Metadata-Version: 2.4
Name: repleafgbm
Version: 1.0.1
Summary: Representation-enhanced Leaf Gradient Boosting Machine: raw-feature tree routing with representation-conditioned leaf models.
Project-URL: Homepage, https://github.com/Matapanino/repleafgbm
Project-URL: Repository, https://github.com/Matapanino/repleafgbm
Author-email: Masaya Kawamata <mkawamata038@gmail.com>
License: MIT
License-File: LICENSE
Keywords: embeddings,gradient-boosting,machine-learning,tabular
Classifier: Development Status :: 5 - Production/Stable
Classifier: Intended Audience :: Science/Research
Classifier: License :: OSI Approved :: MIT License
Classifier: Programming Language :: Python :: 3
Classifier: Topic :: Scientific/Engineering :: Artificial Intelligence
Requires-Python: >=3.10
Requires-Dist: numpy>=1.23
Requires-Dist: pandas>=1.5
Requires-Dist: scikit-learn>=1.2
Provides-Extra: bench
Requires-Dist: catboost>=1.2; extra == 'bench'
Requires-Dist: lightgbm>=4.0; extra == 'bench'
Requires-Dist: xgboost>=2.0; extra == 'bench'
Provides-Extra: dev
Requires-Dist: pytest>=7.0; extra == 'dev'
Requires-Dist: ruff>=0.4; extra == 'dev'
Provides-Extra: docs
Requires-Dist: pdoc>=14; extra == 'docs'
Provides-Extra: external
Requires-Dist: lightgbm>=4.0; extra == 'external'
Provides-Extra: torch
Requires-Dist: torch>=2.0; extra == 'torch'
Description-Content-Type: text/markdown

# RepLeafGBM

![CI](https://github.com/Matapanino/repleafgbm/actions/workflows/ci.yml/badge.svg)
![PyPI](https://img.shields.io/pypi/v/repleafgbm.svg)
![License: MIT](https://img.shields.io/badge/License-MIT-blue.svg)

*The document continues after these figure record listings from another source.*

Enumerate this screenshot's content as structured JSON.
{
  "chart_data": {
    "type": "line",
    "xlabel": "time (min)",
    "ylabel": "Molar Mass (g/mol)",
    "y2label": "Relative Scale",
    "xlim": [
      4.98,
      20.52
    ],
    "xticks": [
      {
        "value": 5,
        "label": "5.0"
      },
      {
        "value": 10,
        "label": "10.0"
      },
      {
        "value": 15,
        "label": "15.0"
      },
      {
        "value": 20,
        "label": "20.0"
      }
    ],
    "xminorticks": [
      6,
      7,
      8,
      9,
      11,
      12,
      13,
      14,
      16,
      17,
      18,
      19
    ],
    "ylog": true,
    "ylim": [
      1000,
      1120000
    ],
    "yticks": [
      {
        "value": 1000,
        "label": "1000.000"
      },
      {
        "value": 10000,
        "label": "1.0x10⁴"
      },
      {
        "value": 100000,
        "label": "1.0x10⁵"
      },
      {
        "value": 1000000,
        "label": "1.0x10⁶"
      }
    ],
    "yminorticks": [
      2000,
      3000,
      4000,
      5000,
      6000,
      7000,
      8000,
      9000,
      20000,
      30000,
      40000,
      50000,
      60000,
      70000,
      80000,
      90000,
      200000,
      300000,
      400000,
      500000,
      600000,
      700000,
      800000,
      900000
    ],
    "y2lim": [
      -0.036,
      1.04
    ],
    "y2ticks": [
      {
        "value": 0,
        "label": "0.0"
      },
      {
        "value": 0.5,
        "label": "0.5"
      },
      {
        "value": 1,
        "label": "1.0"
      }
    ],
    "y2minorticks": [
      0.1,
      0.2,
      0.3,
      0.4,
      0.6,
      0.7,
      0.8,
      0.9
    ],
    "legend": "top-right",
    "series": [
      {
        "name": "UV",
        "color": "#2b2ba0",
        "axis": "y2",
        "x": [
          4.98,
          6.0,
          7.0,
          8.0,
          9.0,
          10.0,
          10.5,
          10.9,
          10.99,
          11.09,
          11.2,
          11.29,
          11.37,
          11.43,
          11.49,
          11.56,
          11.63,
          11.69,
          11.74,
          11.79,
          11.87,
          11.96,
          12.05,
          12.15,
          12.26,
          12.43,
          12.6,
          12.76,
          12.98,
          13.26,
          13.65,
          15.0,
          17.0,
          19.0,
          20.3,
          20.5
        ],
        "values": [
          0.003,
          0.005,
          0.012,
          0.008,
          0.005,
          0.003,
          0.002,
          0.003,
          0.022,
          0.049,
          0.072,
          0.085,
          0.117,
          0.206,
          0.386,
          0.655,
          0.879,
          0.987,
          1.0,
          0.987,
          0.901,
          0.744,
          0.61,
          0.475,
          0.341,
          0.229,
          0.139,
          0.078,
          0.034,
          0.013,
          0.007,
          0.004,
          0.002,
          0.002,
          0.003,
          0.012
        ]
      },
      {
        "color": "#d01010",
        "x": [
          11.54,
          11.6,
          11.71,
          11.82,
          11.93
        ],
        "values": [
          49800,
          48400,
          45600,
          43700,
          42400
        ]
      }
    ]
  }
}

**Representation-enhanced Leaf Gradient Boosting Machine** — gradient
boosting that routes on raw features and predicts with small linear models
over learned representations inside each leaf.

> RepLeafGBM is not a neural network inside a tree, nor a tree over
> embeddings. It is a boosted ensemble of raw-feature routers with
> representation-conditioned local predictors.

> **Stability:** from **1.0.0** the public API follows
> [Semantic Versioning](https://semver.org). What that covers (estimator
> parameters, the save/load format, registered encoder/objective/metric names,
> exported symbols) and what stays experimental
> (`repleafgbm.external`, `router_extraction`, native-backend internals) is
> spelled out in [docs/adr/0003-api-stability.md](docs/adr/0003-api-stability.md).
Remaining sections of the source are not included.